No aspecto legal, é necessário que toda profissão tenha a sua lei regulamentando o seu exercício para assegurar o âmbito de atuação, prerrogativas, privilégios e direitos exclusivos, principalmente para as que ainda estão em processo de profissionalização e precisam firmar-se no mercado1.

As profissões reconhecidas como as mais antigas no Brasil são a medicina (1808)3 e a advocacia (1827)4 e seus processos de profissionalização servem como modelos para as demais ocupações. O processo de profissionalização da medicina acompanhou, de certa forma, o processo de industrialização do país, acelerando-se a partir da década de 1930, tendo como conseqüência a diversificação do mercado de trabalho5.

Neste processo de diversificação do conhecimento surgiram profissões com área de atuações muito próximas às do profissional da medicina, gerando tensões e necessidades políticas, jurídicas, econômicas e ideológicas de delimitação do exercício de cada uma.

Baseando-se no argumento que a medicina precisa regulamentar o exercício de suas práticas profissionais, delimitando o campo de atuação dos diversos profissionais de saúde, e estabelecendo as atividades terapêuticas que devem ser exercidas exclusivamente por médico, foi enviado ao Senado Federal, projeto de lei. Este fato vem causando grande repercussão na mídia nacional e gerando muitas discussões entre os profissionais de saúde e outros segmentos da população7.

O objetivo do presente trabalho é descrever o histórico da lei do ato médico e fazer uma reflexão acerca das motivações de seu surgimento e das conseqüências de sua aprovação.

 

HISTÓRICO

O Decreto 20.931/32 foi um dos primeiros a regulamentar a atuação na área de saúde, diz respeitoà medicina, odontologia, farmácia, medicina veterinária e parteira no Brasil.
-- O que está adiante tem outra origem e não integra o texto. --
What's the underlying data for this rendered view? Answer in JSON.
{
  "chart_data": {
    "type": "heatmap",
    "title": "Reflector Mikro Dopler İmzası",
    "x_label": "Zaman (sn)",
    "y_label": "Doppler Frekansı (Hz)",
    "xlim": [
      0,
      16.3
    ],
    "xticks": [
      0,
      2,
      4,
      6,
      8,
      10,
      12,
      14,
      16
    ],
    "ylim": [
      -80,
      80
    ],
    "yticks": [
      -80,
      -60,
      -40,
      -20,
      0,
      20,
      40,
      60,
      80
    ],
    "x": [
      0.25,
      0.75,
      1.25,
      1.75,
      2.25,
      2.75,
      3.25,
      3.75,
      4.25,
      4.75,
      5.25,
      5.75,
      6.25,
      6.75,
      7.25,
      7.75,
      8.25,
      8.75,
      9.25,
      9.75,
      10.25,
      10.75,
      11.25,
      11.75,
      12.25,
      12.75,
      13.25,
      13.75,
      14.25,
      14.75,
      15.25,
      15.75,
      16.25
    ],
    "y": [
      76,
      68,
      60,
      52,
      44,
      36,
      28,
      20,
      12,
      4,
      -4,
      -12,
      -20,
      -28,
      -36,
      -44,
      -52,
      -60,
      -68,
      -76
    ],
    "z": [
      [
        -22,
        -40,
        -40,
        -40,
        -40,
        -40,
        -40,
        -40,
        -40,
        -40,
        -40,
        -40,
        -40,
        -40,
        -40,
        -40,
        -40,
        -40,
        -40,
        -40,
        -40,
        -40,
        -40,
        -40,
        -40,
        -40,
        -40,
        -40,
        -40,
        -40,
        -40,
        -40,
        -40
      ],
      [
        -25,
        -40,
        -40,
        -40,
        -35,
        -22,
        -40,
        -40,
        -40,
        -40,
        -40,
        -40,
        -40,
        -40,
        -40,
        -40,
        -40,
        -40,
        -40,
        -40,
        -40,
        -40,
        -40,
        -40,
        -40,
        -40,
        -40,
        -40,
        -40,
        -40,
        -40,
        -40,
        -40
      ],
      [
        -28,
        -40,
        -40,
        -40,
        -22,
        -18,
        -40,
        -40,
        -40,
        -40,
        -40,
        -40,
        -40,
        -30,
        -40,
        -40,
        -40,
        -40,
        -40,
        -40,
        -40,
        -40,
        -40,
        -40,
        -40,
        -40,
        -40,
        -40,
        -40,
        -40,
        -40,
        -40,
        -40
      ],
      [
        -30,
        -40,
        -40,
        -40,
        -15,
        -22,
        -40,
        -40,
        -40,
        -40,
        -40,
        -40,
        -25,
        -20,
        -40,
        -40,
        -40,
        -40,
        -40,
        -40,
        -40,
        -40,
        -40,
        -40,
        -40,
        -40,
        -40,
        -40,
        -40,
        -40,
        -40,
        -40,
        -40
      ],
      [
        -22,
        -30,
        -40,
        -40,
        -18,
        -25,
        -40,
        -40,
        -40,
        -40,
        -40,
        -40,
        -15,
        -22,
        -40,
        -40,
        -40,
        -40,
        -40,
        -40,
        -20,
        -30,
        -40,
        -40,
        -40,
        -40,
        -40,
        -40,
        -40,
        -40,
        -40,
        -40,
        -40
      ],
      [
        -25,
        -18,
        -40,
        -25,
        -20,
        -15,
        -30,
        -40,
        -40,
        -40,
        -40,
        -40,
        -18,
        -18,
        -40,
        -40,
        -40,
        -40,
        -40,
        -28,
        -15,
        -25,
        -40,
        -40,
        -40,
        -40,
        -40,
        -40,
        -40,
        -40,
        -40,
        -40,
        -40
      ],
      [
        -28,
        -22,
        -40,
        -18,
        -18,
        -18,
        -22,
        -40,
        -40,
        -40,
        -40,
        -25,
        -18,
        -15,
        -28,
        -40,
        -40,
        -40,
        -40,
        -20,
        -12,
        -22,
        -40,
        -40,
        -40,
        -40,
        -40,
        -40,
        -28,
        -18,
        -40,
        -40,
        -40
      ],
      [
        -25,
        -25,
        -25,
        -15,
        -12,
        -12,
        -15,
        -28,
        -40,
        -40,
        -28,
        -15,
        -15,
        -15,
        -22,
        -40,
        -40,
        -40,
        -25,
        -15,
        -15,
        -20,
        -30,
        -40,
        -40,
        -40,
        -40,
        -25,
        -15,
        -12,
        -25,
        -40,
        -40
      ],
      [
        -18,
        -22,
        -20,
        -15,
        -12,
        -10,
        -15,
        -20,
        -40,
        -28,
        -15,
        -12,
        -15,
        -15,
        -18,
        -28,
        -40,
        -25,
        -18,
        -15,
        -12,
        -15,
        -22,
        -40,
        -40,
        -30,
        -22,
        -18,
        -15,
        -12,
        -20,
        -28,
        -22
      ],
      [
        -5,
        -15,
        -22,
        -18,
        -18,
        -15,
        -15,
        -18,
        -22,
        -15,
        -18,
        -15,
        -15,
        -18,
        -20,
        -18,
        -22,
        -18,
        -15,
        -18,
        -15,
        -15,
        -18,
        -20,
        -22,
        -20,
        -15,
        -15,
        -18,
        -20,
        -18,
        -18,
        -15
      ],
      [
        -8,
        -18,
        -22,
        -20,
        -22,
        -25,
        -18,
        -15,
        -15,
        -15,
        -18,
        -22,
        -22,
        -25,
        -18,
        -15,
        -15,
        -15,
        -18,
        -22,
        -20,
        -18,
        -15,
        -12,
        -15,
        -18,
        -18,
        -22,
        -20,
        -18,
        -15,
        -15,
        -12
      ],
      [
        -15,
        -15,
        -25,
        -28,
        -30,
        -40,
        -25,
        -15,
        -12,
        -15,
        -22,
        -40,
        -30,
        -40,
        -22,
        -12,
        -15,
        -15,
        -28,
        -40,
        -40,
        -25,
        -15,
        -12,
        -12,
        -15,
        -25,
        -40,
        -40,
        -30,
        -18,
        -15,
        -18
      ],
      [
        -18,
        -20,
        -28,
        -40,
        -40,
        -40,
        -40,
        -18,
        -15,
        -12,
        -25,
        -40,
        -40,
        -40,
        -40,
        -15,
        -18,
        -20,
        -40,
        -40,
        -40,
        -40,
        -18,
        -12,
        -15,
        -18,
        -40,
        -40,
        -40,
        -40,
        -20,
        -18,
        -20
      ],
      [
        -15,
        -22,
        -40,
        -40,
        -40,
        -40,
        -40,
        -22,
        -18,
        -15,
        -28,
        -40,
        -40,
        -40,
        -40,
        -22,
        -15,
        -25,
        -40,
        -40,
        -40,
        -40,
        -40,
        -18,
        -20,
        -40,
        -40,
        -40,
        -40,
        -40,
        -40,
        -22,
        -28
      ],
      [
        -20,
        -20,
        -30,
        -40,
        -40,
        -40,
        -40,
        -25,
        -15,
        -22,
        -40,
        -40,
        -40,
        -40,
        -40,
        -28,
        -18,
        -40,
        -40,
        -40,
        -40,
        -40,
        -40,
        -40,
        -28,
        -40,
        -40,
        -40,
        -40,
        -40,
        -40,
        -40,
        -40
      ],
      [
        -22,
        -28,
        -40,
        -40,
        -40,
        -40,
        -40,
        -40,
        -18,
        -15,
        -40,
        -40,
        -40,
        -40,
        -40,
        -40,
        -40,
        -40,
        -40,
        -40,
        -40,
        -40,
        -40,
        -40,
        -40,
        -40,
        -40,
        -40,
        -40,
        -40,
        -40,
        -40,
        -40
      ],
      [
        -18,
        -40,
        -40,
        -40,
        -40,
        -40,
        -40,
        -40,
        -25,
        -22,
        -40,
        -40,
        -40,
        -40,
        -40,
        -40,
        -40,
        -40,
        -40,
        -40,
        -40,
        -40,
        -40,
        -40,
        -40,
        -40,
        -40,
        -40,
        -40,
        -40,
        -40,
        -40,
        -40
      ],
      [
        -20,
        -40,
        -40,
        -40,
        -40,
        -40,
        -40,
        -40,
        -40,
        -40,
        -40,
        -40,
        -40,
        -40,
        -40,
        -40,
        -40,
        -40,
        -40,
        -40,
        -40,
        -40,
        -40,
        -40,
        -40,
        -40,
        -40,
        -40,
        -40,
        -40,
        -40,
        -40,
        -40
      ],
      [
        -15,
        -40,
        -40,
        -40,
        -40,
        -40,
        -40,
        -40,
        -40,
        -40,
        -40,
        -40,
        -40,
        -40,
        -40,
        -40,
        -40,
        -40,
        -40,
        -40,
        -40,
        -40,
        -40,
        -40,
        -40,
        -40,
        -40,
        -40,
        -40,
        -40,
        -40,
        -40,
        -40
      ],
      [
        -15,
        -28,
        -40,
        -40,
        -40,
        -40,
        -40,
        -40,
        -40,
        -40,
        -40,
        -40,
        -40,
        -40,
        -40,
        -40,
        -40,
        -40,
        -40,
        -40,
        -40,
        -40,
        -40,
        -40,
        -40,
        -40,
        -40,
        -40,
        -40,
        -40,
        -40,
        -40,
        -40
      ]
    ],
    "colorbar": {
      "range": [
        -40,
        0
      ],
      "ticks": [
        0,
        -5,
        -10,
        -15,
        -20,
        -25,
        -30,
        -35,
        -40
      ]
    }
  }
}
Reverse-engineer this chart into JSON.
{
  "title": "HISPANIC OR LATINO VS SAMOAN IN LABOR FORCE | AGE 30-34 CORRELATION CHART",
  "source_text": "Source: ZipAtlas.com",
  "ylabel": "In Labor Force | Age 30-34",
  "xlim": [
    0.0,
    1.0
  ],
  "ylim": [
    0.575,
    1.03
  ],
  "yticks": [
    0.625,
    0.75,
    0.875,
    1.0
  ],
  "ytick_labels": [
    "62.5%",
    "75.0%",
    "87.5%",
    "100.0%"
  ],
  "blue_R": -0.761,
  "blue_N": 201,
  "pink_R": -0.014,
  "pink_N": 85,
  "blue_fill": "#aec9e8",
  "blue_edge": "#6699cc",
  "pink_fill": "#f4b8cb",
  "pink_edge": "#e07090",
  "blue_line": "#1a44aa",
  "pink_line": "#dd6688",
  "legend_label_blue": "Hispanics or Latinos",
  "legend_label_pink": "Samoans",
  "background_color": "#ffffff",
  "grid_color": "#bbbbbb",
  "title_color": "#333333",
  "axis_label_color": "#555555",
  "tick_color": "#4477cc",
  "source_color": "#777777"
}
O decreto estabelecia os deveres e as condutas proibidas ao médico e a direção técnica pelo médico das instituições de saúde, no âmbito público ou privado.

É de 1957 a lei que criou o Conselho Profissional dos médicos que norteou o funcionamento dos órgãos de regulamentação e fiscalização da profissão sem, no entanto, especificar ou definir o campo de atuação da profissão8.

Em março de 1989, houve a apresentação por um Deputado Federal, Pedro Chaves Canedo (PFL/GO), à Câmara dos Deputados, de um projeto de lei tentando delegar ao Conselho Federal de Medicina (CFM) a função de definir o que seria o ato médico. A tentativa foi frustrada por falta de apoio da própria categoria. Em março de 1998, transcorridos nove anos, o Conselho Regional de Medicina do Rio de Janeiro (CRMRJ) definiu o ato médico em sua resolução n°. 121/98 como sendo "toda ação desenvolvida visandoà prevenção, ao diagnóstico, tratamento e à reabilitação das alterações que possam comprometer a saúde física e psíquica do ser humano". Finalmente, em dezembro de 1998, novo estatuto do CFM é aprovado atribuindo-lhe o poder de definir e normatizar o ato médico5.

Em continuidade à tentativa de estabelecer a área de atuação do profissional de medicina, o CFM aprovou, em dezembro de 2001, a resolução 1.627/2001, que define o ato profissional de médico "como todo procedimento técnico-profissional praticado por médico legalmente habilitado: - profissional praticado por médico legalmente habilitado e dirigido para:

I. a promoção da saúde e prevenção da ocorrência de enfermidades ou profilaxia (prevenção primária);
II. a prevenção da evolução das enfermidades ou execução de procedimentos diagnósticos ou terapêuticos (prevenção secundária);
III. a prevenção da invalidez ou reabilitação dos enfermos (prevenção terciária)."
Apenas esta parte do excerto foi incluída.